Invoca, nesse sentido, a jurisprudência do acórdão do STJ de 17.1.2006, p. 05A3869, www.dgsi.pt.jstj. Seguem o diapasão do acórdão citado pelo Apelante, os acórdãos do TRL de 15.5.2012 (p. 7169/10.4TBALM-A.L1-7) e do TRE de 22.11.2012 (p. 1895/10.5TBCTX-A.E1), ambos consultáveis em www.dgsi.pt.
Em sentido algo diverso, os acórdãos do STJ de 12.7.2018 (p. 10180/15.5T8CBRT-A.C1.S1) e do TRC de 12.12.2017 (p. 10180/15.5T8CBR-A.C1), ambos relativos ao mesmo processo, e o acórdão do TRC de 6.2.2016 (p. 195/13.3TBPCV-A.C1), todos disponíveis em www.dgsi.pt, aceitam que a citação torna exigível a dívida vencida nos termos do artigo 781.º do Código Civil, mas apenas nas execuções ordinárias, em que tal ato precede os atos de agressão do património do devedor.
Na redação do CPC de 1961 conferida pelo Decreto-Lei n.º 329-A/95, de 12.12, o então artigo 804.º, n.º 3, previa expressamente a possibilidade de a interpelação ser substituída pela citação, operando-se então o vencimento da obrigação com a citação no processo executivo - «quando a inexigibilidade derive apenas da falta de interpelação (…), a obrigação considera-se vencida com a citação do executado».
Tal hipótese desapareceu na redação introduzida no artigo 804.º pelo Decreto‑Lei n.º 38/2003, de 8.3, situação que se manteve inalterada na redação decorrente do Decreto-Lei nº 226/2008, de 20.11, e assim permaneceu até ao atual CPC de 2013.
Comentando essa eliminação, Carlos Lopes do Rego sublinhou que «no essencial, tal regime se mantém, por força do estipulado no artigo 805.º, n.º 1, do Código Civil, que confere plena relevância à interpelação judicial – a qual, como é óbvio, se poderá naturalmente consubstanciar na citação para o processo executivo.» (Requisitos da Obrigação Exequenda, publicado na Themis, Revista da Faculdade de Direito da UNL, ano IV, n.º 7, 2003, Almedina, pp. 70-71).

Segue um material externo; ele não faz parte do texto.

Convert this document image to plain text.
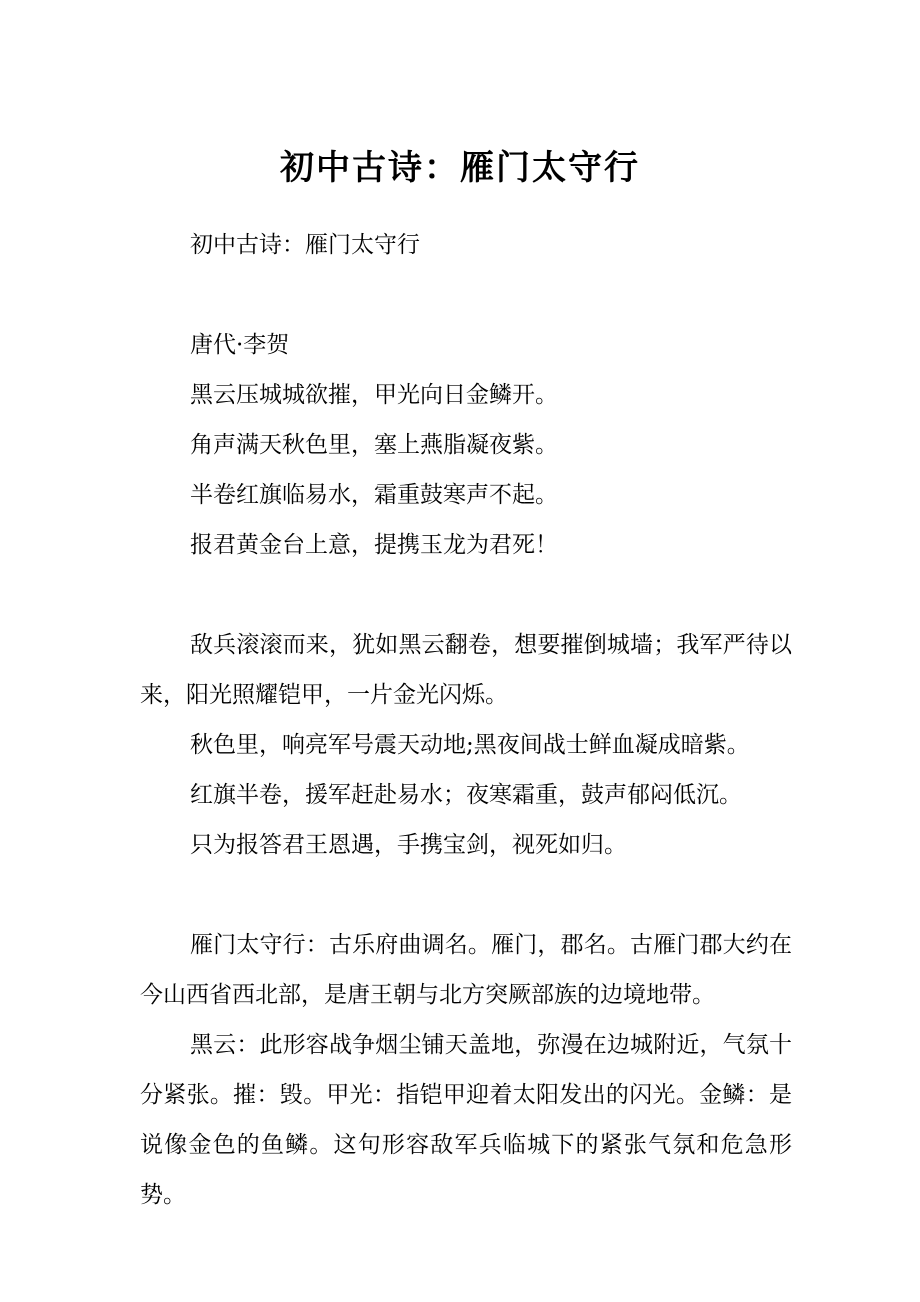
初中古诗：雁门太守行

初中古诗：雁门太守行

唐代·李贺

黑云压城城欲摧，甲光向日金鳞开。

角声满天秋色里，塞上燕脂凝夜紫。

半卷红旗临易水，霜重鼓寒声不起。

报君黄金台上意，提携玉龙为君死！

敌兵滚滚而来，犹如黑云翻卷，想要摧倒城墙；我军严待以来，阳光照耀铠甲，一片金光闪烁。

秋色里，响亮军号震天动地;黑夜间战士鲜血凝成暗紫。

红旗半卷，援军赶赴易水；夜寒霜重，鼓声郁闷低沉。

只为报答君王恩遇，手携宝剑，视死如归。

雁门太守行：古乐府曲调名。雁门，郡名。古雁门郡大约在今山西省西北部，是唐王朝与北方突厥部族的边境地带。

黑云：此形容战争烟尘铺天盖地，弥漫在边城附近，气氛十分紧张。摧：毁。甲光：指铠甲迎着太阳发出的闪光。金鳞：是说像金色的鱼鳞。这句形容敌军兵临城下的紧张气氛和危急形势。
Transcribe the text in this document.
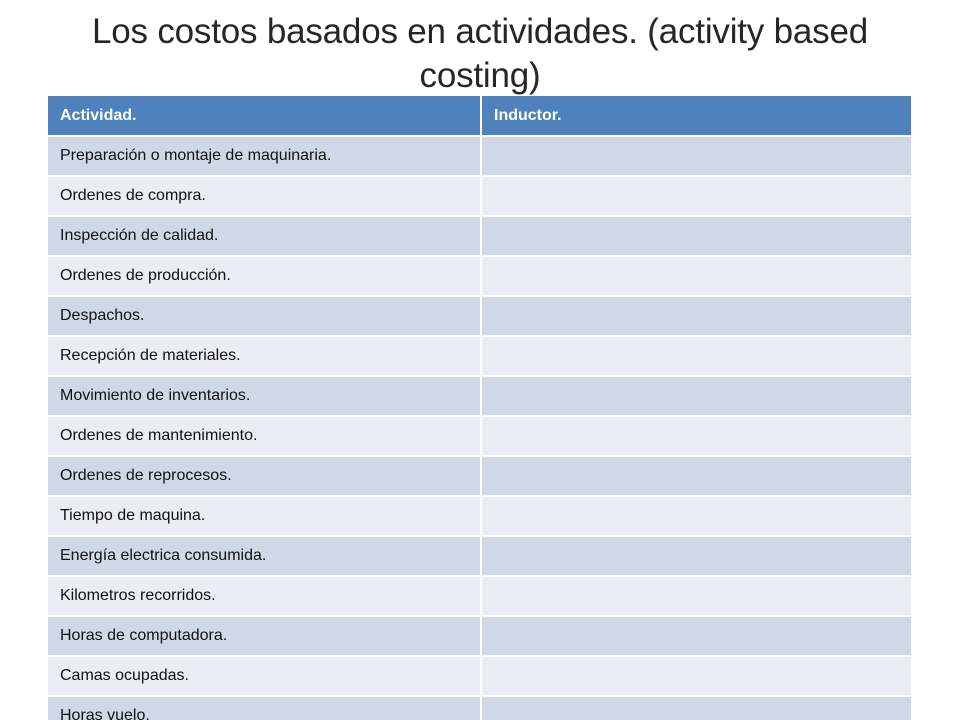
Los costos basados en actividades. (activity based costing)
Actividad.	Inductor.
Preparación o montaje de maquinaria.	
Ordenes de compra.	
Inspección de calidad.	
Ordenes de producción.	
Despachos.	
Recepción de materiales.	
Movimiento de inventarios.	
Ordenes de mantenimiento.	
Ordenes de reprocesos.	
Tiempo de maquina.	
Energía electrica consumida.	
Kilometros recorridos.	
Horas de computadora.	
Camas ocupadas.	
Horas vuelo.	
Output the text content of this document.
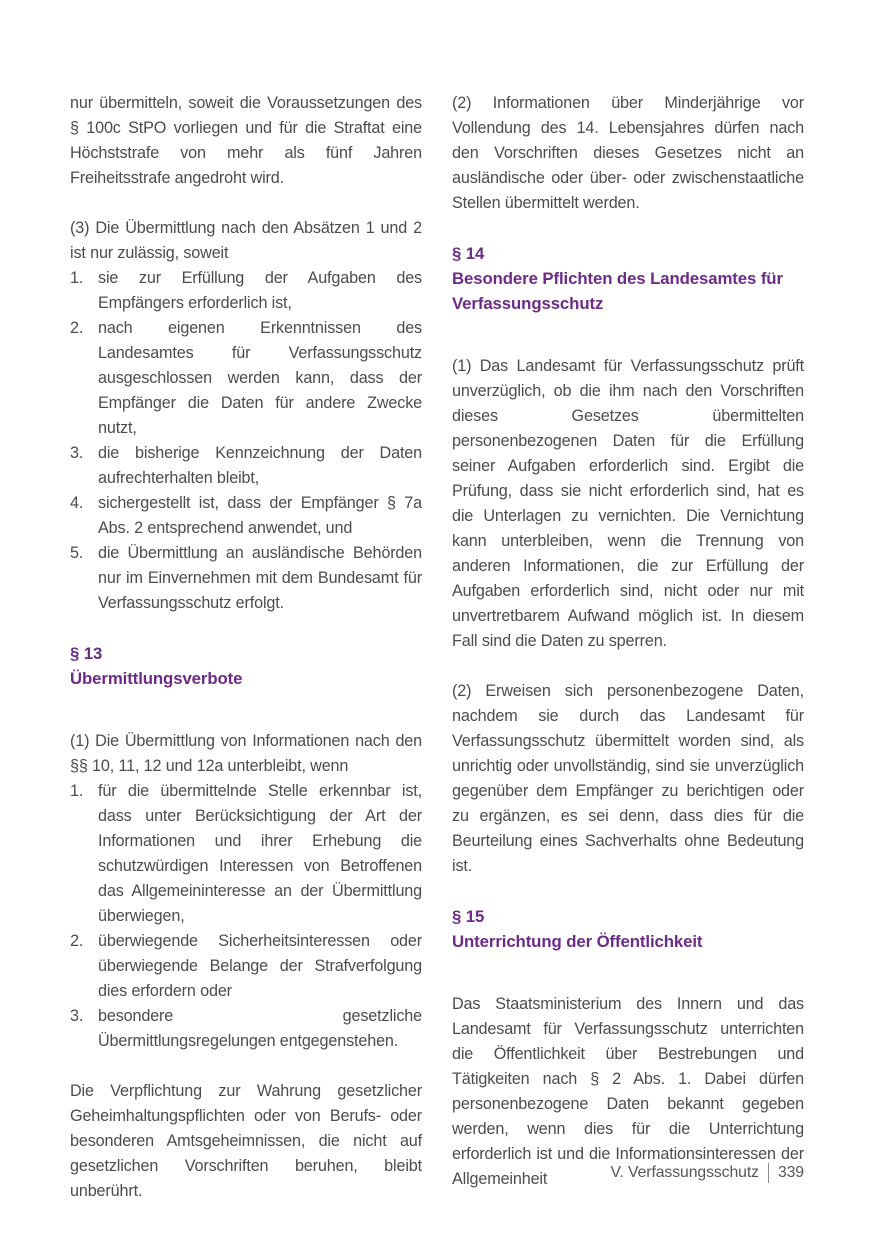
nur übermitteln, soweit die Voraussetzungen des § 100c StPO vorliegen und für die Straftat eine Höchststrafe von mehr als fünf Jahren Freiheitsstrafe angedroht wird.

(3) Die Übermittlung nach den Absätzen 1 und 2 ist nur zulässig, soweit

1. sie zur Erfüllung der Aufgaben des Empfängers erforderlich ist,
2. nach eigenen Erkenntnissen des Landesamtes für Verfassungsschutz ausgeschlossen werden kann, dass der Empfänger die Daten für andere Zwecke nutzt,
3. die bisherige Kennzeichnung der Daten aufrechterhalten bleibt,
4. sichergestellt ist, dass der Empfänger § 7a Abs. 2 entsprechend anwendet, und
5. die Übermittlung an ausländische Behörden nur im Einvernehmen mit dem Bundesamt für Verfassungsschutz erfolgt.
§ 13
Übermittlungsverbote

(1) Die Übermittlung von Informationen nach den §§ 10, 11, 12 und 12a unterbleibt, wenn

1. für die übermittelnde Stelle erkennbar ist, dass unter Berücksichtigung der Art der Informationen und ihrer Erhebung die schutzwürdigen Interessen von Betroffenen das Allgemeininteresse an der Übermittlung überwiegen,
2. überwiegende Sicherheitsinteressen oder überwiegende Belange der Strafverfolgung dies erfordern oder
3. besondere gesetzliche Übermittlungsregelungen entgegenstehen.

Die Verpflichtung zur Wahrung gesetzlicher Geheimhaltungspflichten oder von Berufs- oder besonderen Amtsgeheimnissen, die nicht auf gesetzlichen Vorschriften beruhen, bleibt unberührt.

(2) Informationen über Minderjährige vor Vollendung des 14. Lebensjahres dürfen nach den Vorschriften dieses Gesetzes nicht an ausländische oder über- oder zwischenstaatliche Stellen übermittelt werden.

§ 14
Besondere Pflichten des Landesamtes für Verfassungsschutz

(1) Das Landesamt für Verfassungsschutz prüft unverzüglich, ob die ihm nach den Vorschriften dieses Gesetzes übermittelten personenbezogenen Daten für die Erfüllung seiner Aufgaben erforderlich sind. Ergibt die Prüfung, dass sie nicht erforderlich sind, hat es die Unterlagen zu vernichten. Die Vernichtung kann unterbleiben, wenn die Trennung von anderen Informationen, die zur Erfüllung der Aufgaben erforderlich sind, nicht oder nur mit unvertretbarem Aufwand möglich ist. In diesem Fall sind die Daten zu sperren.

(2) Erweisen sich personenbezogene Daten, nachdem sie durch das Landesamt für Verfassungsschutz übermittelt worden sind, als unrichtig oder unvollständig, sind sie unverzüglich gegenüber dem Empfänger zu berichtigen oder zu ergänzen, es sei denn, dass dies für die Beurteilung eines Sachverhalts ohne Bedeutung ist.

§ 15
Unterrichtung der Öffentlichkeit

Das Staatsministerium des Innern und das Landesamt für Verfassungsschutz unterrichten die Öffentlichkeit über Bestrebungen und Tätigkeiten nach § 2 Abs. 1. Dabei dürfen personenbezogene Daten bekannt gegeben werden, wenn dies für die Unterrichtung erforderlich ist und die Informationsinteressen der Allgemeinheit	V. Verfassungsschutz 339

Realçou, porém, a estrutura do processo previsto nos artigos 812.º-A, n.º 1, alíneas c) e d), e 812.º-B do CPC, introduzida pelo citado Decreto‑Lei n.º 38/2003: «não sendo obviamente legítimo lançar mão de diligências tipicamente executivas (realização da penhora) sem que o crédito exequendo esteja vencido, é evidente que – nos casos em que ocorre diferimento do contraditório do executado para momento posterior à efetivação da penhora – terá o credor de proceder à interpelação extra‑judicial do devedor, antes de iniciada a instância executiva.» (obra e pp. citadas).
Aderimos sem reservas a esta posição, por não concebermos a agressão do património do devedor sem a sua interpelação prévia.
Senão, vejamos.
O artigo 465.º do CPC de 1961 previa duas formas de processo de execução:
1 - A forma ordinária para as execuções que, independentemente do valor do pedido, se fundassem em qualquer título executivo que não fosse a decisão judicial - n.º 1, alínea a) - ou em decisão judicial condenatória que carecesse de ser liquidada em execução de sentença - n.º 1, alínea b).

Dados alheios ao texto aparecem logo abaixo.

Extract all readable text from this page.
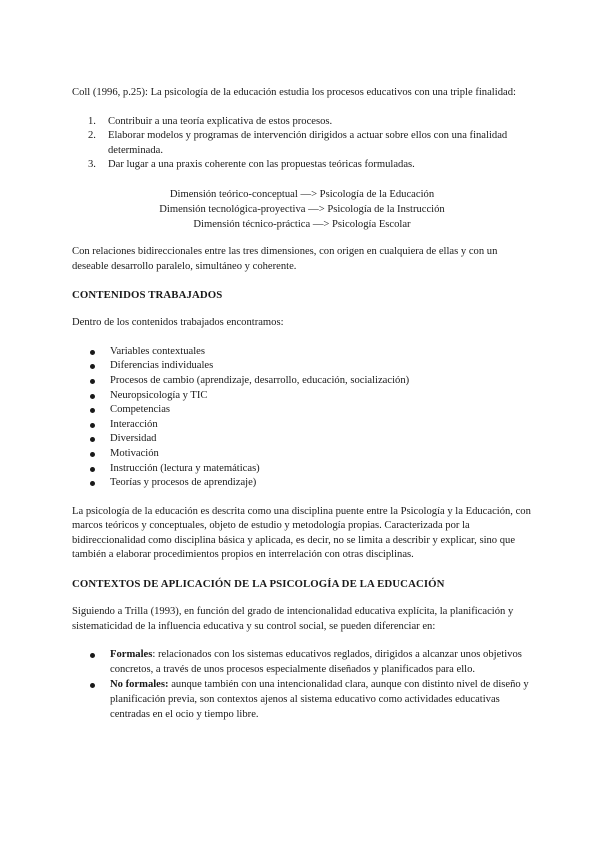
Coll (1996, p.25): La psicología de la educación estudia los procesos educativos con una triple finalidad:

1. Contribuir a una teoría explicativa de estos procesos.
2. Elaborar modelos y programas de intervención dirigidos a actuar sobre ellos con una finalidad determinada.
3. Dar lugar a una praxis coherente con las propuestas teóricas formuladas.
Dimensión teórico-conceptual —> Psicología de la Educación
Dimensión tecnológica-proyectiva —> Psicología de la Instrucción
Dimensión técnico-práctica —> Psicología Escolar

Con relaciones bidireccionales entre las tres dimensiones, con origen en cualquiera de ellas y con un deseable desarrollo paralelo, simultáneo y coherente.

CONTENIDOS TRABAJADOS

Dentro de los contenidos trabajados encontramos:

Variables contextuales
Diferencias individuales
Procesos de cambio (aprendizaje, desarrollo, educación, socialización)
Neuropsicología y TIC
Competencias
Interacción
Diversidad
Motivación
Instrucción (lectura y matemáticas)
Teorías y procesos de aprendizaje)

La psicología de la educación es descrita como una disciplina puente entre la Psicología y la Educación, con marcos teóricos y conceptuales, objeto de estudio y metodología propias. Caracterizada por la bidireccionalidad como disciplina básica y aplicada, es decir, no se limita a describir y explicar, sino que también a elaborar procedimientos propios en interrelación con otras disciplinas.

CONTEXTOS DE APLICACIÓN DE LA PSICOLOGÍA DE LA EDUCACIÓN

Siguiendo a Trilla (1993), en función del grado de intencionalidad educativa explícita, la planificación y sistematicidad de la influencia educativa y su control social, se pueden diferenciar en:

Formales: relacionados con los sistemas educativos reglados, dirigidos a alcanzar unos objetivos concretos, a través de unos procesos especialmente diseñados y planificados para ello.
No formales: aunque también con una intencionalidad clara, aunque con distinto nivel de diseño y planificación previa, son contextos ajenos al sistema educativo como actividades educativas centradas en el ocio y tiempo libre.
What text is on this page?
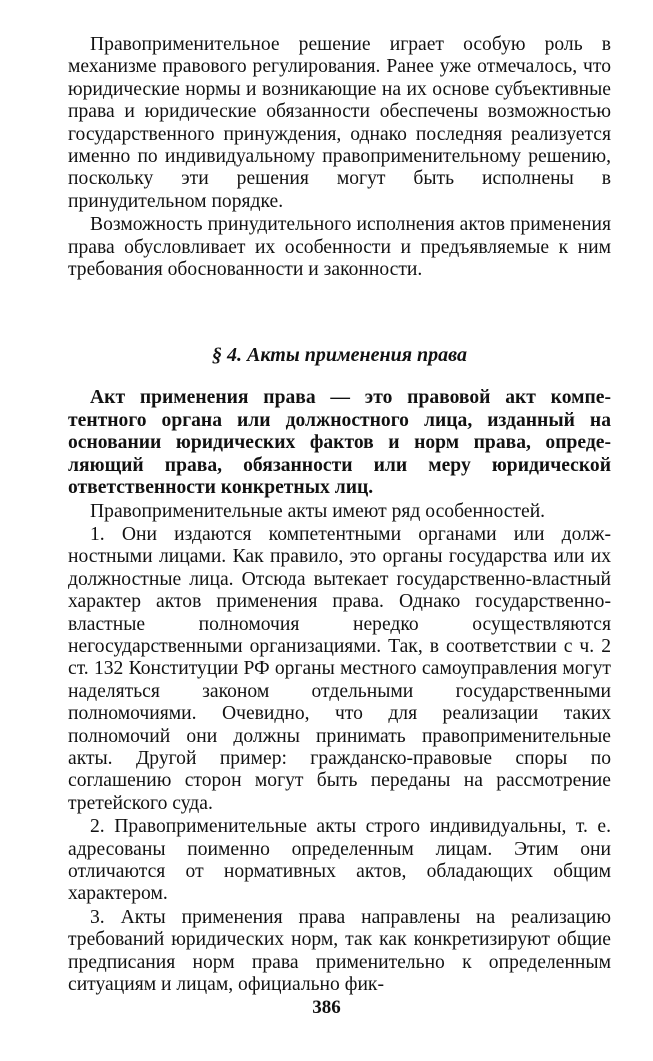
Правоприменительное решение играет особую роль в механизме правового регулирования. Ранее уже отмечалось, что юридические нормы и возникающие на их основе субъективные права и юридические обязанности обеспечены возможностью государственного принуждения, однако последняя реализуется именно по индивидуальному правоприменительному решению, поскольку эти решения могут быть исполнены в принудительном порядке.

Возможность принудительного исполнения актов применения права обусловливает их особенности и предъявляемые к ним требования обоснованности и законности.

§ 4. Акты применения права

Акт применения права — это правовой акт компетентного органа или должностного лица, изданный на основании юридических фактов и норм права, определяющий права, обязанности или меру юридической ответственности конкретных лиц.

Правоприменительные акты имеют ряд особенностей.

1. Они издаются компетентными органами или должностными лицами. Как правило, это органы государства или их должностные лица. Отсюда вытекает государственно-властный характер актов применения права. Однако государственно-властные полномочия нередко осуществляются негосударственными организациями. Так, в соответствии с ч. 2 ст. 132 Конституции РФ органы местного самоуправления могут наделяться законом отдельными государственными полномочиями. Очевидно, что для реализации таких полномочий они должны принимать правоприменительные акты. Другой пример: гражданско-правовые споры по соглашению сторон могут быть переданы на рассмотрение третейского суда.

2. Правоприменительные акты строго индивидуальны, т. е. адресованы поименно определенным лицам. Этим они отличаются от нормативных актов, обладающих общим характером.

3. Акты применения права направлены на реализацию требований юридических норм, так как конкретизируют общие предписания норм права применительно к определенным ситуациям и лицам, официально фик-

386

2 - A forma sumária para as execuções baseadas em sentença ou decisão judicial, qualquer que fosse o processo em que tivesse sido proferida, sem prejuízo do disposto na alínea b) do número anterior.

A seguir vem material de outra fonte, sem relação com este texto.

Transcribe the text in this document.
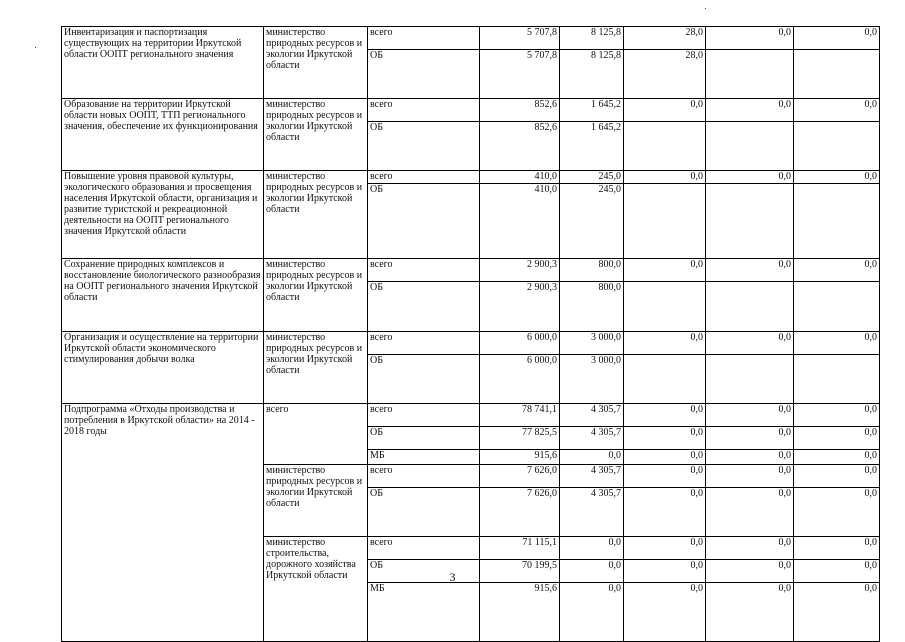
Инвентаризация и паспортизация существующих на территории Иркутской области ООПТ регионального значения	министерство природных ресурсов и экологии Иркутской области	всего	5 707,8	8 125,8	28,0	0,0	0,0	
		ОБ	5 707,8	8 125,8	28,0			
Образование на территории Иркутской области новых ООПТ, ТТП регионального значения, обеспечение их функционирования	министерство природных ресурсов и экологии Иркутской области	всего	852,6	1 645,2	0,0	0,0	0,0	
		ОБ	852,6	1 645,2				
Повышение уровня правовой культуры, экологического образования и просвещения населения Иркутской области, организация и развитие туристской и рекреационной деятельности на ООПТ регионального значения Иркутской области	министерство природных ресурсов и экологии Иркутской области	всего	410,0	245,0	0,0	0,0	0,0	
		ОБ	410,0	245,0				
Сохранение природных комплексов и восстановление биологического разнообразия на ООПТ регионального значения Иркутской области	министерство природных ресурсов и экологии Иркутской области	всего	2 900,3	800,0	0,0	0,0	0,0	
		ОБ	2 900,3	800,0				
Организация и осуществление на территории Иркутской области экономического стимулирования добычи волка	министерство природных ресурсов и экологии Иркутской области	всего	6 000,0	3 000,0	0,0	0,0	0,0	
		ОБ	6 000,0	3 000,0				
Подпрограмма «Отходы производства и потребления в Иркутской области» на 2014 - 2018 годы	всего	всего	78 741,1	4 305,7	0,0	0,0	0,0	
		ОБ	77 825,5	4 305,7	0,0	0,0	0,0	
		МБ	915,6	0,0	0,0	0,0	0,0	
	министерство природных ресурсов и экологии Иркутской области	всего	7 626,0	4 305,7	0,0	0,0	0,0	
		ОБ	7 626,0	4 305,7	0,0	0,0	0,0	
	министерство строительства, дорожного хозяйства Иркутской области	всего	71 115,1	0,0	0,0	0,0	0,0	
		ОБ	70 199,5	0,0	0,0	0,0	0,0	
		МБ	915,6	0,0	0,0	0,0	0,0	
3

Com a redação dada ao artigo 465.º pelo Decreto-Lei n.º 38/2003, o processo comum de execução passou a seguir forma única, ainda que se tenham mantido algumas especificidades decorrentes, entre outros fatores, do título dado à execução.
Assim, preceituava o artigo 812º-A, n.º 1, do CPC, na redação do citado Decreto-Lei n.º 38/2003, que:
«1 - Sem prejuízo do disposto no n.º 2, não tem lugar o despacho liminar nas execuções baseadas em:
a) Decisão judicial ou arbitral;
b) Requerimento de injunção no qual tenha sido aposta a fórmula executória;
c) Documento exarado ou autenticado por notário, ou documento particular com reconhecimento presencial da assinatura do devedor, desde que:
O montante da dívida não exceda a alçada do tribunal da relação e seja apresentado documento comprovativo da interpelação do devedor, quando tal fosse necessário ao vencimento da obrigação;
Excedendo o montante da dívida a alçada do tribunal da relação, o exequente mostre ter exigido o cumprimento por notificação judicial avulsa;
d) Qualquer título de obrigação pecuniária vencida de montante não superior à alçada do tribunal da relação, desde que a penhora não recaia sobre bem imóvel, estabelecimento comercial, direito real menor que sobre eles incida ou quinhão em património que os inclua.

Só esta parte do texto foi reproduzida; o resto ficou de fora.